As is well-known, Joseph II broke with this tradition, but he was equally unwilling to use the Great Council as an instrument of state-formation, albeit for different reasons. In the Emperor’s worldview, the Great Council as court par excellence for the privileged must have been something of an anomaly, an outdated remainder of the old order. When he rearranged the entire judicial organization of the Netherlands, there could be no doubt in his mind that the court needed to be abolished. If possible, its members were to be integrated into the new structure, without however in any way giving them a preferential treatment. Indeed, the Sovereign Council of Justice counted as many members from the Council of Luxemburg as from the Great Council.

Apparently, the Great Council never really protested this course of events. If the councilors’ attachment and even devotion to their own institution was indisputable, their loyalty to the emperor must have been even greater. Moreover, even if they had been willing to resist the new measures, they would not have been able to count on outside support: there was not much love lost between the Magistrate of Malines and the Great Council. As the Sovereign’s Council by excellence, it could do nothing but obey the sovereign, even if it meant that the Great Council and its members would be demoted to a position of secondary importance. Only in times of crisis did the Austrian Habsburgs again rely on the tribunal. Yet, once peace had been more or less restored, they degraded it back to a second-rate role. As a result, the Great Council never held (or took) its fate in its own hands, and merely underwent the events of the eighteenth century.


6.2 Superior Courts: Agencies of Change or Preservation?

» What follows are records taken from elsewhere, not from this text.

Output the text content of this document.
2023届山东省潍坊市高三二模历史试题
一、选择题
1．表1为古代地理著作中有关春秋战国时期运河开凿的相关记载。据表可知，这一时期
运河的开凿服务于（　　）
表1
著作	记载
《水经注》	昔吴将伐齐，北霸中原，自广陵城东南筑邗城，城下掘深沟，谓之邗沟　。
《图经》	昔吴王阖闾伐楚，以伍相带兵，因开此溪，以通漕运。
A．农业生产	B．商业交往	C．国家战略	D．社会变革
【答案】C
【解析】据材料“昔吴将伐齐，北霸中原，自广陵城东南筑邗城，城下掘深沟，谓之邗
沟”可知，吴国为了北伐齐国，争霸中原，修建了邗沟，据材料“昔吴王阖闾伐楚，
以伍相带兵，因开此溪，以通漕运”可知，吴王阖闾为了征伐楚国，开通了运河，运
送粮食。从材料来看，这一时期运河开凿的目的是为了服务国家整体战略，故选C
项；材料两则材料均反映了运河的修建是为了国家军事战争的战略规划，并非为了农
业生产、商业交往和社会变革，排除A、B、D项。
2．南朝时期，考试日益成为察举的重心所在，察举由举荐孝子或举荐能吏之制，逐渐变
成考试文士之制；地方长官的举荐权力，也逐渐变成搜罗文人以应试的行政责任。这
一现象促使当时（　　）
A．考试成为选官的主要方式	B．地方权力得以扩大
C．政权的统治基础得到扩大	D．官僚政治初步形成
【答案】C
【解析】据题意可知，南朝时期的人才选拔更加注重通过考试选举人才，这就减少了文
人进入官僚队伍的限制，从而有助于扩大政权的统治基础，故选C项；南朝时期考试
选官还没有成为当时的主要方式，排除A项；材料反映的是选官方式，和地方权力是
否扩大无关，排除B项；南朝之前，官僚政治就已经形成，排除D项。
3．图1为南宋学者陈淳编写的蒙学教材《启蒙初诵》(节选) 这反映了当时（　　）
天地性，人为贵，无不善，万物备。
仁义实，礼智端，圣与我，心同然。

Unlike the Great Council, the eighteenth century Parlement de Paris—the superior court on which the Great Council was initially based—is often regarded as a powerful tribunal, especially considering its resistance against the policies of Louis XV.7 Indeed, the Parlement of Paris was not only the superior court of justice in France, but also had an extensive authority in the political domain, boasting the right to remonstrate edicts and decrees of the government before registering and publishing them. In that regard, the Parlement de Paris had characteristics of both the Great Council and the Council of Brabant, combining the supra-territorial jurisdiction of the former with the political authority of the latter. Moreover, functioning in a highly centralized state, the Parlement of Paris was the first tribunal of France, a status the Great Council could hardly claim in the Austrian Netherlands.